You then assume that you can expand the correct solution for the energy and the wavefunction as a perturbative series, i.e. in terms that are smaller and smaller: $$ |\psi_n\rangle = |\psi_n\rangle^0 + |\psi_n\rangle^1 + |\psi_n\rangle^2 ...$$
$$ E_n = E_n^0 + E_n^1 + E_n^2 ... $$
where the exponents signify the order of the term. Higher order terms are smaller, and therefore only needed in you want higher precision.
Now, the full TISE becomes: $$ (H_0 + H')\,(|\psi_n\rangle^0 + |\psi_n\rangle^1 + |\psi_n\rangle^2 ... ) = (E_n^0 + E_n^1 + E_n^2 + ...)\,(|\psi_n\rangle^0 + |\psi_n\rangle^1 + |\psi_n\rangle^2+...)$$
Now you take the $0^{th}$ order equation -- where each term is of $O^{th}$ order:
$$H_0 |\psi_n\rangle^0\rangle = E_n^0 |\psi_n\rangle^0,$$
which is just the unperturbed equation, and therefore the starting point for any perturbative calculation.

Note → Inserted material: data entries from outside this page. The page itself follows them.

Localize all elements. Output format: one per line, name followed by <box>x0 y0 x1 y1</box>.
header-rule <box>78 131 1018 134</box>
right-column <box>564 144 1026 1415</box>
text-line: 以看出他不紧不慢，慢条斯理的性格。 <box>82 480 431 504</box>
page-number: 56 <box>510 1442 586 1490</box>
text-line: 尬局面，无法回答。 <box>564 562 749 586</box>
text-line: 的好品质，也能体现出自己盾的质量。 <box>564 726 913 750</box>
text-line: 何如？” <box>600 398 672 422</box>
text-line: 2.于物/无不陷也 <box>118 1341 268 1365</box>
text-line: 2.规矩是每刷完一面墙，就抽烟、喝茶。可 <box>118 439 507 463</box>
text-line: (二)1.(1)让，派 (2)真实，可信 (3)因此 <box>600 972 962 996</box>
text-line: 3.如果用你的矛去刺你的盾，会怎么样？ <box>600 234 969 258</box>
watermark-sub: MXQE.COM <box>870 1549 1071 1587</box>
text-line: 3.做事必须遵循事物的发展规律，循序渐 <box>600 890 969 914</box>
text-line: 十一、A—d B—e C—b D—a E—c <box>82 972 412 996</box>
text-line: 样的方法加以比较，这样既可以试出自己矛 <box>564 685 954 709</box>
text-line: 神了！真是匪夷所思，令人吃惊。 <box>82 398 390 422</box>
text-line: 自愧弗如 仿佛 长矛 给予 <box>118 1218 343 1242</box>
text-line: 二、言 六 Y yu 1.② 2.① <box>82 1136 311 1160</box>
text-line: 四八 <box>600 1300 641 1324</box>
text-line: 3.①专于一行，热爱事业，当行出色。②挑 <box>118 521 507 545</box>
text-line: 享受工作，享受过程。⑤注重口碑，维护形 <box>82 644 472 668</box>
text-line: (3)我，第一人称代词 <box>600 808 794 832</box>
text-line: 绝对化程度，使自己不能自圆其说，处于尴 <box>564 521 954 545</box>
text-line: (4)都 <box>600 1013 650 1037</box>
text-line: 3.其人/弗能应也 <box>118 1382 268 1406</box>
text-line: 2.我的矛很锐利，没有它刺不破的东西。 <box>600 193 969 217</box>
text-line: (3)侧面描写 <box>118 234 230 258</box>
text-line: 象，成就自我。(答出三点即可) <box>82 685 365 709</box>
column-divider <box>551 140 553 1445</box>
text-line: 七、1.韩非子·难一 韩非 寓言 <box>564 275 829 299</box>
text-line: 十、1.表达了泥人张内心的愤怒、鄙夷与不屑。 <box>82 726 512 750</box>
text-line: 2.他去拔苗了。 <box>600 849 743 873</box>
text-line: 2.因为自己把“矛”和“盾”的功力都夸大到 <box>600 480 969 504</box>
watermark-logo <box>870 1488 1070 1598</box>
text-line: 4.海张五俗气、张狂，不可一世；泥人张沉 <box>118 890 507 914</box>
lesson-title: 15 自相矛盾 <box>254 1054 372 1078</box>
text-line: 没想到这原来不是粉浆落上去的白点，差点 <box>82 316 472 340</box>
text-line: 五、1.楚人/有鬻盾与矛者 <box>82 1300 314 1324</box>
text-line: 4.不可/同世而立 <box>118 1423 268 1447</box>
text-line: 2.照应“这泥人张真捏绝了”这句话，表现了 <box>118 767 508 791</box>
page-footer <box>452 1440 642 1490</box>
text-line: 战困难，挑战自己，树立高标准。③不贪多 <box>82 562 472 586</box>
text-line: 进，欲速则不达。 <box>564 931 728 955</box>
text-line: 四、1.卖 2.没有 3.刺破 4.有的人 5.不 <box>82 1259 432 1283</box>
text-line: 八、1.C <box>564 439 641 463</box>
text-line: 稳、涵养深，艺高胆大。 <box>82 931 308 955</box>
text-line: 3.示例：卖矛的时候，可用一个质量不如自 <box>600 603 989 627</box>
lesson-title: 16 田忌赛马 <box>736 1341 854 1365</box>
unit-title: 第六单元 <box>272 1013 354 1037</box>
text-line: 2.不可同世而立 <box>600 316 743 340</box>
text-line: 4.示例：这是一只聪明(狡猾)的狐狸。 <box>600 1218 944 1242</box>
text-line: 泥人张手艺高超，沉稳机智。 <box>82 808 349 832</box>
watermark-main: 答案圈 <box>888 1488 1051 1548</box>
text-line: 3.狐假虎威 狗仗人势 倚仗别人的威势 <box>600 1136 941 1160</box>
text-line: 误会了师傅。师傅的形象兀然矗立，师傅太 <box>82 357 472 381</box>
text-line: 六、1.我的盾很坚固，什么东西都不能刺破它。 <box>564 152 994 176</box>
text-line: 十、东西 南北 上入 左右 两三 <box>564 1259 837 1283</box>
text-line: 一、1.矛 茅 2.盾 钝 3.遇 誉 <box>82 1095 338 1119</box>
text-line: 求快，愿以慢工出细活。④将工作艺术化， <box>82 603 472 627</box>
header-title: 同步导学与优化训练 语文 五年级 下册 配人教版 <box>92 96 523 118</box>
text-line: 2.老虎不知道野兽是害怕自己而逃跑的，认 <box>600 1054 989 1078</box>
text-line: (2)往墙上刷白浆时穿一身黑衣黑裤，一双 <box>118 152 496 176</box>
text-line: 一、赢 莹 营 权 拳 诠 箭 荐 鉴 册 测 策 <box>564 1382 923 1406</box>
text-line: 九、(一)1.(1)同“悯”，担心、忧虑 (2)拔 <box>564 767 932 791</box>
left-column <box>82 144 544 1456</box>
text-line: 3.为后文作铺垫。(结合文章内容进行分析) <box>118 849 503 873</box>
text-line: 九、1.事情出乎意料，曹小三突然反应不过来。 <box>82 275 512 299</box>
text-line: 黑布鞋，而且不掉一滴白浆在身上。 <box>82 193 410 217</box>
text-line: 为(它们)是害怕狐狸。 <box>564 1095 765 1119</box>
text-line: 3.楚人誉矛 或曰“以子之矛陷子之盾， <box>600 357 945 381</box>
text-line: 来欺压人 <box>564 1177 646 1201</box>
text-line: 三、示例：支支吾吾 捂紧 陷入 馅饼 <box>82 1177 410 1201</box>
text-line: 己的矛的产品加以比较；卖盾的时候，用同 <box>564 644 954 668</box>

Now look at the $1^{st}$ order equation -- remember that two $1^{st}$ order terms multiplied together give you a $2^{nd}$ order terms, whereas you only want to keep the $1^{st}$ order ones. $H'$ is first order:
$$ H_0 |\psi_n\rangle^1 + H'|\psi_n\rangle^0 = E_n^0|\psi_n\rangle^1 + E_n^1 |\psi_n\rangle^0.$$
What you are after is $E_n^1$, i.e. the $1^{st}$ order contribution to the energy.
Multiply by $^0\langle \psi_n|$ from the left:
$$ ^0\langle \psi_n|H_0 |\psi_n\rangle^1 + ^0\langle \psi_n|H'|\psi_n\rangle^0 = ^0\langle \psi_n|E_n^0|\psi_n\rangle^1 + ^0\langle \psi_n|E_n^1 |\psi_n\rangle^0,$$
$$E_n^0 \,^0\langle \psi_n|\psi_n\rangle^1 + \, ^0\langle \psi_n|H'|\psi_n\rangle^0 = E_n^0\,^0\langle \psi_n|\psi_n\rangle^1 + E_n^1 \,^0\langle \psi_n|\psi_n\rangle^0,$$
$$ \implies (E_n^0 - E_n^0) \,^0\langle \psi_n|\psi_n\rangle^1 + ^0\langle \psi_n|H'|\psi_n\rangle^0 = E_n^1 \,^0\langle \psi_n|\psi_n\rangle^0.$$
Assuming normalised states, $^0\langle \psi_n|\psi_n\rangle^0 = 1$, so:
$$ E_n^1 = ^0\langle \psi_n|H'|\psi_n\rangle^0 $$.
As other have noted, there's a mistake in you formula.
The same procedure applies for higher order corrections.
Best Answer
Spin1/2 particle
Ususally, in this kind of Hamiltonian, people uses $s=s_z$, where
$$s=s_z=\left[ \begin{array}{cc} 1 & 0 \\ 0 & -1\end{array} \right].$$
Then, your unperturbed hamiltonian $H_0$ is: $$H_0=-\mu s\cdot B_0 = -\mu \left[ \begin{array}{cc} 1 & 0 \\ 0 & -1\end{array} \right]B_{0,z}. $$
Then the eigen vectors of energy are:
$$|\psi^0_+\rangle=\left[ \begin{array}{c} 1 \\ 0\end{array} \right],$$ $$|\psi^0_-\rangle=\left[ \begin{array}{c} 0\\ 1 \end{array} \right].$$
Perturbation solution
Then you want to compute $|\psi_+\rangle$ and $|\psi_-\rangle$ for the perturbed Hamiltonian $H=H_0-\mu B_1 s_x$, where $$s_x=\left[ \begin{array}{cc} 0 & 1 \\ 1 & 0\end{array} \right].$$
As you said, you have to compute the following quantities (note I use $+,-$ instead of $n=0,1$. Which became:
$$\psi^{(1)}_+=\sum_{n\neq +} \psi^{(0)}_{n'}\frac{\langle\psi_{n'}^{(0)}|-\mu B_1s_x|\psi_{+}^{(0)}\rangle}{E_+^{(0)}-E_{n'}^{(0)}}=\psi^{(0)}_{-}\frac{\langle\psi_{-}^{(0)}|-\mu B_1s_x|\psi_{+}^{(0)}\rangle}{E_+^{(0)}-E_{-}^{(0)}}$$
$$\psi^{(1)}_-=\sum_{n\neq -} \psi^{(0)}_{n'}\frac{\langle\psi_{n'}^{(0)}|-\mu B_1s_x|\psi_{-}^{(0)}\rangle}{E_-^{(0)}-E_{n'}^{(0)}}=\psi^{(0)}_{+}\frac{\langle\psi_{+}^{(0)}|-\mu B_1s_x|\psi_{-}^{(0)}\rangle}{E_-^{(0)}-E_{+}^{(0)}}$$
Put here vectors and matrices we just found and let me know if you get zero.